As you know, classes in Python are full-featured objects. As any object, they are constructed using classes. Thus, the class which is used for constructing another class is called metaclass. By default, type is used in this role.

>>> class SomeClass(object):
...     pass
>>> SomeClass.__class__
<type 'type'>

When you need to get a custom metaclass, you should inherit it from type. Just like a regular class inherits object:

>>> class SomeMetaClass(type):
...     pass
>>> class AnotherClass(object):                            # Python 2.x syntax
...     __metaclass__ = SomeMetaClass
>>> class AnotherClass(object, metaclass=SomeMetaClass):   # Python 3.x syntax
...     pass
>>> AnotherClass.__class__
<class '__main__.SomeMetaClass'>

The syntax shown above usually confuses newbies. Because the magic is still there. Okay, forget about metaclasses. Let’s think about objects:

>>> obj = SomeClass()

What happens in this single line of code? We just create a new object of class SomeClass and assign the reference of this object to a variable obj. Clear. Let’s go on.

>>> AnotherClass = SomeMetaClass('AnotherClass', (object,), {})
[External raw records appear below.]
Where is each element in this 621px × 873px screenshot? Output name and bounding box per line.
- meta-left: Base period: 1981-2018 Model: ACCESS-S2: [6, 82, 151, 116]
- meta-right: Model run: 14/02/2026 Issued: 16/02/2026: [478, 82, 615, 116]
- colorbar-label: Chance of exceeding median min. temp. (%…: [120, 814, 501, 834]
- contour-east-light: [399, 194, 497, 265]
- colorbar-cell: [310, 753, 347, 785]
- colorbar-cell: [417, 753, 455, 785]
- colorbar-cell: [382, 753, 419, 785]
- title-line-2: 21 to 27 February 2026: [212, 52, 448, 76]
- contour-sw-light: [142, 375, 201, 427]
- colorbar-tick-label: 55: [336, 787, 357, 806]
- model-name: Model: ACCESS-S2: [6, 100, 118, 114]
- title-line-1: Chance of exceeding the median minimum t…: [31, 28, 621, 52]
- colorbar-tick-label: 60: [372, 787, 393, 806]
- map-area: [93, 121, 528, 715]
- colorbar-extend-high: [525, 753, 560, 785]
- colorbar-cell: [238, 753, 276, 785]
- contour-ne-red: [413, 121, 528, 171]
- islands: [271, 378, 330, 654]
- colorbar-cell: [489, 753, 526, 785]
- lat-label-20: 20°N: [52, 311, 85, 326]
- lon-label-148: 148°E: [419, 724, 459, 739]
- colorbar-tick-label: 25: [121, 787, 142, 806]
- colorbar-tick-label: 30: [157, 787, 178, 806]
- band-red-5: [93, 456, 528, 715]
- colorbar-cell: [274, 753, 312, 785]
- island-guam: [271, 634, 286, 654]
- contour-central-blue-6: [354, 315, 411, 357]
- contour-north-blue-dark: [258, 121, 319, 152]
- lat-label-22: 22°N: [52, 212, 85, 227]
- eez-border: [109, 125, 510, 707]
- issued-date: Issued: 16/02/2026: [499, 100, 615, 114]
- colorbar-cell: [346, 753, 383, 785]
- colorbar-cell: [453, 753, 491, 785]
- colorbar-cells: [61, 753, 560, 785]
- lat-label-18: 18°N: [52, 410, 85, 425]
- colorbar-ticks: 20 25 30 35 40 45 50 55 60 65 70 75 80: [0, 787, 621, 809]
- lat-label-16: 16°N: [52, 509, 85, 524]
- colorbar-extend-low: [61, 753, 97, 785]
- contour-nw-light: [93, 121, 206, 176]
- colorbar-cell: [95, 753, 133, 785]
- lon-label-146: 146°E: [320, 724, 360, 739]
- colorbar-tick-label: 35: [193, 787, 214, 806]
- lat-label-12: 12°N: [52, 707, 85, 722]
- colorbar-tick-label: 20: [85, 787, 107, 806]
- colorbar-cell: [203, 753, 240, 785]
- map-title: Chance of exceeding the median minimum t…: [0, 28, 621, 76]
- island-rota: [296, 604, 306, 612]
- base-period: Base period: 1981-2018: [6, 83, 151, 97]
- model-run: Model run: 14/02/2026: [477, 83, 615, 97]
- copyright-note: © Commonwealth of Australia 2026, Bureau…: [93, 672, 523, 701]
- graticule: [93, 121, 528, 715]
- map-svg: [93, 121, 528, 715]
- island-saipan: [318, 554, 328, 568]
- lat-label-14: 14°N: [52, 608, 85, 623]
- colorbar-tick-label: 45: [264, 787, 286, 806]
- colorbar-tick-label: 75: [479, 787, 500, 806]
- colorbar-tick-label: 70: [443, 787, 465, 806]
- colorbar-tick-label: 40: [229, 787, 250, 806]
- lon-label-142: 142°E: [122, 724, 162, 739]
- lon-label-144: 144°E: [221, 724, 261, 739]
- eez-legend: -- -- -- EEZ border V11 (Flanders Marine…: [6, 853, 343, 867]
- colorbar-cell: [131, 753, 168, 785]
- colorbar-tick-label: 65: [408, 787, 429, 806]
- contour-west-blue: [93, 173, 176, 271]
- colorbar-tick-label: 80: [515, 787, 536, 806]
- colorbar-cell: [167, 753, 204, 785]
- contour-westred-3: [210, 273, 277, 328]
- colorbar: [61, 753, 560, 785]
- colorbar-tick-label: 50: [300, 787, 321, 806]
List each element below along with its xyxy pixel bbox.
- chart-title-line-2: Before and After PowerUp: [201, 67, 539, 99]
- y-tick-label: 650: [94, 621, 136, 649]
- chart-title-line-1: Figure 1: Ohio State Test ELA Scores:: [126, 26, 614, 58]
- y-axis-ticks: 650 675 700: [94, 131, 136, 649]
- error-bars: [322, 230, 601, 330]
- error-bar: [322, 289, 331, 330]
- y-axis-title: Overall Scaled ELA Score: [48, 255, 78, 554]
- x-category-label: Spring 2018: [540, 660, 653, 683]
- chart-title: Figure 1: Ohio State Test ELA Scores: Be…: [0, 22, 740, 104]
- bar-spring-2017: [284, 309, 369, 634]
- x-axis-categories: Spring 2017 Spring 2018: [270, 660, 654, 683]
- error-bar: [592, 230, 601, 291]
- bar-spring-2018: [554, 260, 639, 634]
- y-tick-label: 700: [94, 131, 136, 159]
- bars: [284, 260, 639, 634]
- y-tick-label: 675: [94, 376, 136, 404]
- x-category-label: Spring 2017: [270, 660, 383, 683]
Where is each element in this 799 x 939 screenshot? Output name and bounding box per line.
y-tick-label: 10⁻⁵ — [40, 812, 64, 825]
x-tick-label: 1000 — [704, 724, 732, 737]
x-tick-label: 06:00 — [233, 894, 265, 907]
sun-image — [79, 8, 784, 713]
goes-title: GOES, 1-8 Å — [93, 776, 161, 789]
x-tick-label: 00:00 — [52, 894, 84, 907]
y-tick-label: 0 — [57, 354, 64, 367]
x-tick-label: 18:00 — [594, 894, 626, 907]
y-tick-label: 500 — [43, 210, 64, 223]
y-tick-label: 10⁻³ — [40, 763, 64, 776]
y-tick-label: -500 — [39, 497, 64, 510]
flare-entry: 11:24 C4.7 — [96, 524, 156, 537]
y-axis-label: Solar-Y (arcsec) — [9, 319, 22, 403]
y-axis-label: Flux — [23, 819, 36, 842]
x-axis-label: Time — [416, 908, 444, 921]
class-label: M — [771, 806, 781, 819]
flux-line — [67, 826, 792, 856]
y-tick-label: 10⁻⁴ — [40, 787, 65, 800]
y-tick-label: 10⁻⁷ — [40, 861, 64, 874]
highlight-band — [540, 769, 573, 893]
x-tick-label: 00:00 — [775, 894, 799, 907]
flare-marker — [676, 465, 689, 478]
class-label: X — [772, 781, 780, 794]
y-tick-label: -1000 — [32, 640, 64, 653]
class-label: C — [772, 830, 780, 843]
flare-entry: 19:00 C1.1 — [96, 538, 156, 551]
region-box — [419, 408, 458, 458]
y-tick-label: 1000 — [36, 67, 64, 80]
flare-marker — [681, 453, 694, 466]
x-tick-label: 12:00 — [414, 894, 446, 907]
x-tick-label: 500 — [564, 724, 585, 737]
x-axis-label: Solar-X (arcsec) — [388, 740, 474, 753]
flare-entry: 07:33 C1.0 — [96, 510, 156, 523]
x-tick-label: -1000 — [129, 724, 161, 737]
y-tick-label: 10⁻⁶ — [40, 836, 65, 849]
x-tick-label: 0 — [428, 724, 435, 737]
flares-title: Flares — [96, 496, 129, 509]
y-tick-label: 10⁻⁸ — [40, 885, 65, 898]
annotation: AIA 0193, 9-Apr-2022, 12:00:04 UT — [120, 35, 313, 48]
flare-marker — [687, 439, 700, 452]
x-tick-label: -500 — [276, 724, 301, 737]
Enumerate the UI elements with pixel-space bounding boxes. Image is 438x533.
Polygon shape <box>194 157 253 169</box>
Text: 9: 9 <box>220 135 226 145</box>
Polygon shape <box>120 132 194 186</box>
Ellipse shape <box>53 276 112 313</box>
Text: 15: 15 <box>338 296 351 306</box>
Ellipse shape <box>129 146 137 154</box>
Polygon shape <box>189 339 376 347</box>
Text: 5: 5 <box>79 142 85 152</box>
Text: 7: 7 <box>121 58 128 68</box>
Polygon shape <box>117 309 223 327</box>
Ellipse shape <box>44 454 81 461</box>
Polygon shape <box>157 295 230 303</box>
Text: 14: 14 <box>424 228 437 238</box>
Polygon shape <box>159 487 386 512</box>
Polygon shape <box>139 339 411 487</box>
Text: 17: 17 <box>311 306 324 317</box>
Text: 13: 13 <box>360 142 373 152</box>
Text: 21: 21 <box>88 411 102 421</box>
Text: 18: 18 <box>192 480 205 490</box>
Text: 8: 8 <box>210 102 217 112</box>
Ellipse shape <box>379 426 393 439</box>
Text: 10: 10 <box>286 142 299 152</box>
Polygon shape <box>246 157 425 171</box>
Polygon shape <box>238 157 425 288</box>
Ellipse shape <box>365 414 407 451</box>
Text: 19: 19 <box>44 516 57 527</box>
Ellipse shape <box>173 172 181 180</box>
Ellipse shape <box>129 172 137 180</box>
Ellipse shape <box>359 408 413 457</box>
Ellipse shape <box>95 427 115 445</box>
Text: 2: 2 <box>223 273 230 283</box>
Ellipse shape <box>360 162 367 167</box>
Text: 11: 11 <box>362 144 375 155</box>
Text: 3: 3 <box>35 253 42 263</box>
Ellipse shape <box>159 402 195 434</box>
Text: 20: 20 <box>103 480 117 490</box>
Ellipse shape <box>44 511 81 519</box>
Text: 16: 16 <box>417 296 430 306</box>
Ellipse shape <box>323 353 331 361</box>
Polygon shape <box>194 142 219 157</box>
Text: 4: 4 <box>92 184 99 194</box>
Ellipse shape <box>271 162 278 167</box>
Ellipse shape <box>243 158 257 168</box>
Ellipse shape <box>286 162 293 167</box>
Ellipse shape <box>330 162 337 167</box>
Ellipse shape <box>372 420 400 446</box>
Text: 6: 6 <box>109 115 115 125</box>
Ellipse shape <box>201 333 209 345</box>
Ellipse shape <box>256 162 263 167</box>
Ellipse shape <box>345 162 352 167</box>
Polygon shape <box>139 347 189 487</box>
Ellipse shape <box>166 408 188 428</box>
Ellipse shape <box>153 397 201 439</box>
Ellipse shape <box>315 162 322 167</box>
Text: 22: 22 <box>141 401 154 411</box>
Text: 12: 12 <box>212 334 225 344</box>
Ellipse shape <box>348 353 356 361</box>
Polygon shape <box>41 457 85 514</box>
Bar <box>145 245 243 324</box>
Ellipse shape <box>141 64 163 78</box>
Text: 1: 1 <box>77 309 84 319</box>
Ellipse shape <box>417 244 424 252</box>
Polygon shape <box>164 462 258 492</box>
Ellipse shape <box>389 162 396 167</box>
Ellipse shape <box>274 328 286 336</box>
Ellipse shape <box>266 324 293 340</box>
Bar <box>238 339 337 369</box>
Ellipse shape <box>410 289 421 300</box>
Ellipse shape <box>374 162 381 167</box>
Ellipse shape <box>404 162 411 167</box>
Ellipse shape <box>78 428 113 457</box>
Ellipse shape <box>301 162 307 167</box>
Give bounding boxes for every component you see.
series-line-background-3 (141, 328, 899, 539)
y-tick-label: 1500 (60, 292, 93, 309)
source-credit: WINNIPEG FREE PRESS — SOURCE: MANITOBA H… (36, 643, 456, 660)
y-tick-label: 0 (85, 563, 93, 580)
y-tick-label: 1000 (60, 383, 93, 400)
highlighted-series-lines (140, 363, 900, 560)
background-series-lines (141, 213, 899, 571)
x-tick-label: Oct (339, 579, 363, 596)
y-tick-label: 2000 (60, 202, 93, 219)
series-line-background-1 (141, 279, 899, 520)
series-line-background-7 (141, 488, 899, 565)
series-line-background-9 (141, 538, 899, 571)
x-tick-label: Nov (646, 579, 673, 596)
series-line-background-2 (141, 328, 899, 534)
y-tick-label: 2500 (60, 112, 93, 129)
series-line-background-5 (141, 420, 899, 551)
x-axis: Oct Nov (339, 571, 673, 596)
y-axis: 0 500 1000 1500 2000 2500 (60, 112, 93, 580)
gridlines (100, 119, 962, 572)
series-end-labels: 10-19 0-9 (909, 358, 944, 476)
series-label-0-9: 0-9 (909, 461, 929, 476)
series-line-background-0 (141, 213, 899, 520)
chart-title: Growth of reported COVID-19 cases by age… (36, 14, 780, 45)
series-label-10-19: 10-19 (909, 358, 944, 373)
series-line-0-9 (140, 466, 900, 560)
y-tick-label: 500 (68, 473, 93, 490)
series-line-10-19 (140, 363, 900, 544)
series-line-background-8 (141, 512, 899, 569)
And what is there? Exactly the same thing, but we create a class instead of a regular object. This is what happens in the magic syntax. The interpreter parses syntactic sugar of class declaration and executes it as shown above. The first parameter passed into metaclass call is a class name (it will be available under AnotherClass.__name__ attribute). The second one is a tuple of parent (or base) classes. And the third one is a body of class—its attributes and methods (it will accessible via AnotherClass.__dict__).

If you work with JavaScript, it should be familiar for you. There are no classes in JavaScript. Therefore, when you emulate them, you will have to call a factory function. The function returns an object, which will be used later as a class. Python metaclass works in the same but more convenient way.

The last question is why do we need this feature? Is simple inheritance not enough? Well, an example is the best explanation. Let’s take a look on GreenRocket library (hmm... implicit advertisement). Don’t worry, it is not about rocket science. It is a simple implementation of Observer design pattern. There are about 150 lines of code 70 of which are doc-strings.

You create a class of signals:

>>> from greenrocket import Signal
>>> class MySignal(Signal):
...     pass

Subscribe a handler on it:

>>> @MySignal.subscribe
... def handler(signal):
...     print('handler: ' + repr(signal))

Then create and fire a signal:

>>> MySignal().fire()
handler: MySignal()

...and the handler is called. Here is the body of subscribe method:

def subscribe(cls, handler):
    """ Subscribe handler to signal.  May be used as decorator """
    cls.logger.debug('Subscribe %r on %r', handler, cls)
    return handler

Look at cls.__handlers__ attribute. The library logic is based on the fact, that each signal class must have this attribute. If there had been no metaclasses in Python, the library would require explicit declaration of one in the following way:

>>> class MySignal(Signal):
...     __handlers__ = WeakSet()

But it is stupid copy-paste work. In addition, this is a bug prone solution:

>>> class MySecondSignal(MySignal):
...     pass

If user misses __handler__ attribute, MySecondSignal will actually use handlers of MySignal. Good luck in debug! That is why we need a metaclass there, it just does this work for us:

class SignalMeta(type):
    """ Signal Meta Class """

    def __init__(cls, class_name, bases, attrs):
        cls.__handlers__ = WeakSet()

As you can see, there is no magic. Of course, there are still some corner cases, which are not explained in the article. But I hope, it will be useful as a quick start for understanding of Python metaclasses.